Effect of Scar Interpolation Methods on Simulated Ventricular Tachycardia in Infarcted Heart Models

Manisha Sahota1, Fernando Campos2, Steven E Williams3, Matthijs Cluitmans4, Gernot Plank5, Steven Niederer6, Martin Bishop1
1King's College London, 2UNESP, 3University of Edinburgh, 4Maastricht University, 5Medical University of Graz, 6Imperial College London


Abstract

Background: Computational models have demonstrated potential for ablation target identification of myocardial infarction related ventricular tachycardia (VT) and arrhythmic risk stratification. However, patient-specific models are typically derived from low interslice resolution cardiac MRI (CMR), which may impact the accuracy of complex scar morphologies and conducting isthmuses which are known critical VT substrates.

Objective: To quantify the effect of scar interpolation methods during CMR-based model construction on VT inducibility and identify optimal approaches for accurate scar reconstruction.

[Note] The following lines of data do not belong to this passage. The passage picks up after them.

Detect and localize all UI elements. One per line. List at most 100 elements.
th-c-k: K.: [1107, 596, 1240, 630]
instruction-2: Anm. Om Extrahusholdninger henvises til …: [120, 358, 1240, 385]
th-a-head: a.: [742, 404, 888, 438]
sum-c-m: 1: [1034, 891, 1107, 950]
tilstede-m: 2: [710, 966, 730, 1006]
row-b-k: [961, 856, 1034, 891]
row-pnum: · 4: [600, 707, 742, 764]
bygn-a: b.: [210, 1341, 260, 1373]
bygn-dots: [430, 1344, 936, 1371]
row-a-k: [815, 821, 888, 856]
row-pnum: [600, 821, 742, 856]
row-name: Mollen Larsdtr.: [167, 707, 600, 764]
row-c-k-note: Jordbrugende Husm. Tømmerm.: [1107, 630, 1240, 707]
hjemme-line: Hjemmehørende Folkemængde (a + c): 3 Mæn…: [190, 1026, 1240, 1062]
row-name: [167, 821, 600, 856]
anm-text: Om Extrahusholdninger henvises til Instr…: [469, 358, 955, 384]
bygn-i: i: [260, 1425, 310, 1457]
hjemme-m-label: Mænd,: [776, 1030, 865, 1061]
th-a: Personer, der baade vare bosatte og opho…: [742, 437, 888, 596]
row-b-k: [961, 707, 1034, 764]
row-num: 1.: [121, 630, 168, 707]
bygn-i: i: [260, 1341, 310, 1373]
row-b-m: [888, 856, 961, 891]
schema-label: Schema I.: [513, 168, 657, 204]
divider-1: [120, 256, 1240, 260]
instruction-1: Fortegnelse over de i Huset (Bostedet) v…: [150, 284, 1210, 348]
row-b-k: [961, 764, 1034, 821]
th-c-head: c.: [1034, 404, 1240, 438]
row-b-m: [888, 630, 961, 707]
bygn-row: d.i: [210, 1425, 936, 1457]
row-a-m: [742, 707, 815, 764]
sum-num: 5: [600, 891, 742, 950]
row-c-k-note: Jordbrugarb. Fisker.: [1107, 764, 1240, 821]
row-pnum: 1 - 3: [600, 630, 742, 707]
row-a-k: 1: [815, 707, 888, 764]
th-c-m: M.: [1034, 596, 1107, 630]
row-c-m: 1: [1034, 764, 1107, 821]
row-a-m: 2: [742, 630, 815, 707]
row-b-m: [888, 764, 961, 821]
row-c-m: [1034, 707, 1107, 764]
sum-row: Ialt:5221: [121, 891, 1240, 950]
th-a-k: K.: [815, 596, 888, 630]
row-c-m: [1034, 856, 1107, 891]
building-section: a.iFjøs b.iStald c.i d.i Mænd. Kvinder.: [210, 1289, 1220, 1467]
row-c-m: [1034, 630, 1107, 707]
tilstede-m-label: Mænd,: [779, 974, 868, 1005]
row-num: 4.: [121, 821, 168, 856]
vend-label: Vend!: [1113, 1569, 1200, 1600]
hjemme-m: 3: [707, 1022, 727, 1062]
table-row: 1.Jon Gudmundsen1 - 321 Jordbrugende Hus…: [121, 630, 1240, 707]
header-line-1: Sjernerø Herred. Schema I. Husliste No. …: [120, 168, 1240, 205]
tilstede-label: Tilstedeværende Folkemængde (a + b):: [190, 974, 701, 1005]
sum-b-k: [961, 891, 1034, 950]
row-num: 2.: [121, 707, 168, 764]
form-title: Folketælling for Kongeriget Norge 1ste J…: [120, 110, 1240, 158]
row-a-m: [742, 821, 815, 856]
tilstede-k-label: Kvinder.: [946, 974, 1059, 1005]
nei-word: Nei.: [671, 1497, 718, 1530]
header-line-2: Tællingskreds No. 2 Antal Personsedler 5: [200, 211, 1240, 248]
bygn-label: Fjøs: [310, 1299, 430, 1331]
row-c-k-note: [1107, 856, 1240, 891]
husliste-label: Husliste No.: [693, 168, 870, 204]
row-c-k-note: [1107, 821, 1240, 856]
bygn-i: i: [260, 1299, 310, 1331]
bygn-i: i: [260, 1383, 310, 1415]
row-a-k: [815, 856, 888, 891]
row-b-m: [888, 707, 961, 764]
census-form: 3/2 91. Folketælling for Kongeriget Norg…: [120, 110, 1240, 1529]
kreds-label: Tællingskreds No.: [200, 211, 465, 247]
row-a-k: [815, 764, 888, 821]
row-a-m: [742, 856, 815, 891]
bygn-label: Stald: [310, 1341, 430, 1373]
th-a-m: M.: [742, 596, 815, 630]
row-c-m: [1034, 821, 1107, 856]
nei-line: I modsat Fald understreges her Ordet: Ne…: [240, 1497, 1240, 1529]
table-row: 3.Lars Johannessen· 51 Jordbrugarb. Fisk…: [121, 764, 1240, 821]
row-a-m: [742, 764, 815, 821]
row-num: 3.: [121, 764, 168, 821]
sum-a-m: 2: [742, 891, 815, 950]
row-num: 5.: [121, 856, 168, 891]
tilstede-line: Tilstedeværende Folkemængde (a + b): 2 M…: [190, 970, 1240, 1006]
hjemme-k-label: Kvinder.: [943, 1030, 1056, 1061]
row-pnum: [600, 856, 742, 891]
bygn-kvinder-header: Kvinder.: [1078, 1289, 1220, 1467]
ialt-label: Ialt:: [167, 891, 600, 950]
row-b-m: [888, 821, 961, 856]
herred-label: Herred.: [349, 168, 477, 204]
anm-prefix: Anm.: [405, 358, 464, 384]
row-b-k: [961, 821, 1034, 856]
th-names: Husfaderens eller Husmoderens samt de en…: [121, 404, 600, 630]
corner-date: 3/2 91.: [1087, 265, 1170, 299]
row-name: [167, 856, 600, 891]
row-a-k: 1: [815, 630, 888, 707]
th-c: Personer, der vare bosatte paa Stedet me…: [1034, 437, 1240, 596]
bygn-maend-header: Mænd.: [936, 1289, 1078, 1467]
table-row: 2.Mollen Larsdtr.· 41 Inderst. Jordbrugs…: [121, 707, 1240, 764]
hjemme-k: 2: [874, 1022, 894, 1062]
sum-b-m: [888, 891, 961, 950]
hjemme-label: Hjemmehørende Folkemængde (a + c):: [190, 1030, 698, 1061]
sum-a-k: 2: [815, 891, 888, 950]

Methods: Computational models of the left ventricle (LV) and scar were generated using late-gadolinium enhanced (LGE) CMR with 1mm isotropic resolution (gold-standard) for a porcine cohort of 7 infarcted hearts. Scar tissue was downsampled to a short-axis inter-slice resolution of 10mm and two further models with interpolated scar were generated using: (i) statistical shape reconstruction based on the LogOdds function and (ii) anisotropic Eikonal-diffusion of scar along apex-base (long-axis) orientations, with optimum parameters identified from sensitivity analysis. Subsequently, the Virtual Induction and Treatment of Arrhythmias (VITA) framework was applied to the virtual cohort to probe the viability of scar substrates in sustaining re-entrant circuits and the number of induced VTs compared.

Results: LogOdds and Eikonal-diffusion interpolation achieved a similar anatomical accuracy to the gold-standard scar, with a mean Dice co-efficient of 70%±4.6% and 72%±7.0%, respectively. However, application of VITA to Eikonal-diffusion models induced several unique VTs in 3 out of 7 pigs, despite no VTs induced in the gold-standard. Furthermore, LogOdds scar models induced a comparable number of unique VTs to the gold-standard, whereas Eikonal-diffusion models induced a consistently greater number of unique VTs.

Conclusion: While both interpolation approaches achieved a similar anatomical accuracy, the LogOdds method was functionally superior, affirming the critical role of the method used to include precise anatomical detail in functionally accurate models to determine VT inducibility.